Miércoles 1 de abril del 2009

PREPAREN
No obstante que el Presidente Felipe Calderón reconoció durante una entrevista con la BBC de Londres, que México y los Estados Unidos trabajan hombro con hombro en nuestro territorio para combatir al crimen organizado, en el Senado de la República sorprendió la propuesta para que sea autorizada la asistencia de marines estadounidenses en ejercicios navales, conocidos como UNITAS.
Pero lo cierto es que la práctica de tolerar efectivos de las corporaciones gringas en nuestro país no es nueva, puesto que en la década de los 70´s, cuando Pedro Ojeda Paullada era titular de la PGR y Alejandro Gertz Manero, suboficial mayor y responsable de la campaña contra el tráfico de drogas, la presencia de agentes de la DEA no solamente era conocida, sino que en el noroeste muy particularmente, trabajaban codo con codo con los mexicanos.
Así quedaron registrados varios enfrentamientos de las autoridades contra integrantes del clan de María Beltrán Félix, madre y precursora de toda la camada de Miguel Félix Gallardo y los hermanos Arellano Félix, hasta llegar a los Beltrán Leyva.
Comandantes como Margarito Méndez Rico, Daniel Acuña, Manuel López Arriaga, entre otros, fueron famosos por sus acciones realizadas al lado de agentes y comandantes de la DEA. Más tarde, con la llegada de Oscar Flores Sánchez y el general Raúl Mendiola Cerecero, se reconoció públicamente la colaboración que México tenía de la CIA, el FBI, y la DEA.
Así los nombres de Peter Beisenger, ex director de la DEA , John Vandiver, Henrry Washington, eran por demás conocidos y aparecían en cualquier operativo que se llevara a cabo en México. Lo mismo se les encontraba en la embajada de los Estados Unidos, que verlos entrar muy tranquilamente al inmueble de la calle de López 23, o al de San Juan de Letrán 9, entonces sede de la PGR; por cierto esos eran también los tiempos del ahora tristemente célebre general Arturo Durazo Moreno, quien figuraba como comandante de la desaparecida Dirección General de la Policía del Distrito Federal.
APUNTEN
Días después de que dos personas muy cercanas al Juez 40 Penal, Jorge Martínez perdieran la vida a manos de unos presuntos hampones, el magistrado presidente del Tribunal Superior de Justicia del Distrito Federal (TSJDF), Edgar Elías Azar, descartó que esos hechos fuera una venganza del crimen organizado, más bien atribuyó al alto índice delictivo.

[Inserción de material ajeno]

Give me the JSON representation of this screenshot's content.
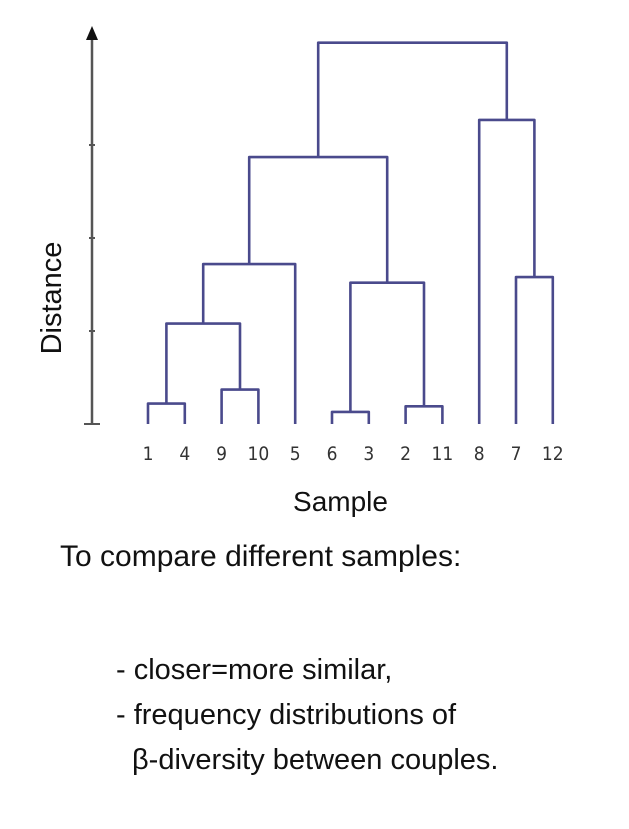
{
  "chart_data": {
    "type": "dendrogram",
    "title": "",
    "xlabel": "Sample",
    "ylabel": "Distance",
    "ylim": [
      0,
      4.3
    ],
    "yticks": [
      0,
      1,
      2,
      3
    ],
    "grid": false,
    "leaves": [
      "1",
      "4",
      "9",
      "10",
      "5",
      "6",
      "3",
      "2",
      "11",
      "8",
      "7",
      "12"
    ],
    "line_color": "#4a4a8c",
    "axis_color": "#555555",
    "merges": [
      {
        "id": "A",
        "left": "1",
        "right": "4",
        "height": 0.22
      },
      {
        "id": "B",
        "left": "9",
        "right": "10",
        "height": 0.37
      },
      {
        "id": "C",
        "left": "6",
        "right": "3",
        "height": 0.13
      },
      {
        "id": "D",
        "left": "2",
        "right": "11",
        "height": 0.19
      },
      {
        "id": "E",
        "left": "A",
        "right": "B",
        "height": 1.08
      },
      {
        "id": "F",
        "left": "E",
        "right": "5",
        "height": 1.72
      },
      {
        "id": "G",
        "left": "C",
        "right": "D",
        "height": 1.52
      },
      {
        "id": "H",
        "left": "F",
        "right": "G",
        "height": 2.87
      },
      {
        "id": "I",
        "left": "7",
        "right": "12",
        "height": 1.58
      },
      {
        "id": "J",
        "left": "8",
        "right": "I",
        "height": 3.27
      },
      {
        "id": "K",
        "left": "H",
        "right": "J",
        "height": 4.1
      }
    ]
  },
  "text": {
    "caption": "To compare different samples:",
    "bullets": [
      "- closer=more similar,",
      "- frequency distributions of",
      "  β-diversity between couples."
    ]
  }
}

Pero mientras son peras o son manzanas, el magistrado presidente del máximo tribunal judicial de la capital señaló, “no podernos, no hay presupuesto para brindar seguridad a los jueces; ni la Suprema Corte (SCJN) lo ha hecho”, aún cuando es latente la urgencia de garantizar la integridad física de los impartidores de justicia.
Debido a esos lamentables hechos, hay consternación en los servidores públicos del Juzgado 40 Penal, donde asume funciones de juez por ministerio de ley Juana Aguilar; también en otros jueces hay pesar; el titular del Juzgado 39 Penal, Francisco Salazar Silva, lamentó lo ocurrido a su colega, pero no quiso abundar detalles por considerarlo una asunto muy delicado.
No obstante, parece que la tragedia persigue a este impartidor de justicia de 36 años de edad, pues el 26 de agosto del 2007 también sufrió el deceso de un muy cercano familiar durante un asalto ocurrido en Ecatepec, Estado de México.
Esa vez, las autoridades de la Procuraduría General de Justicia del Estado de México, informaron que ese crimen había sido cometido frente al número 36 de la calle Porfirio Díaz, en la Colonia Urbana, sitio al que llegaron socorristas que trasladaron aún con vida a la víctima a la Clínica 76 del IMSS, en la colonia Xalostoc, donde finalmente falleció.
En esas fechas, el Juez Martínez Arregui, apenas antes había dictado sentencia absolutoria en favor del policía auxiliar Noé Martínez Nápoles, acusado por la Procuraduría de Justicia capitalina de participar en el homicidio contra el ingeniero Luis Alfonso Belmar, ocurrido el 18 de octubre de 2006 en el Viaducto Miguel Alemán y calzada de Tlalpan.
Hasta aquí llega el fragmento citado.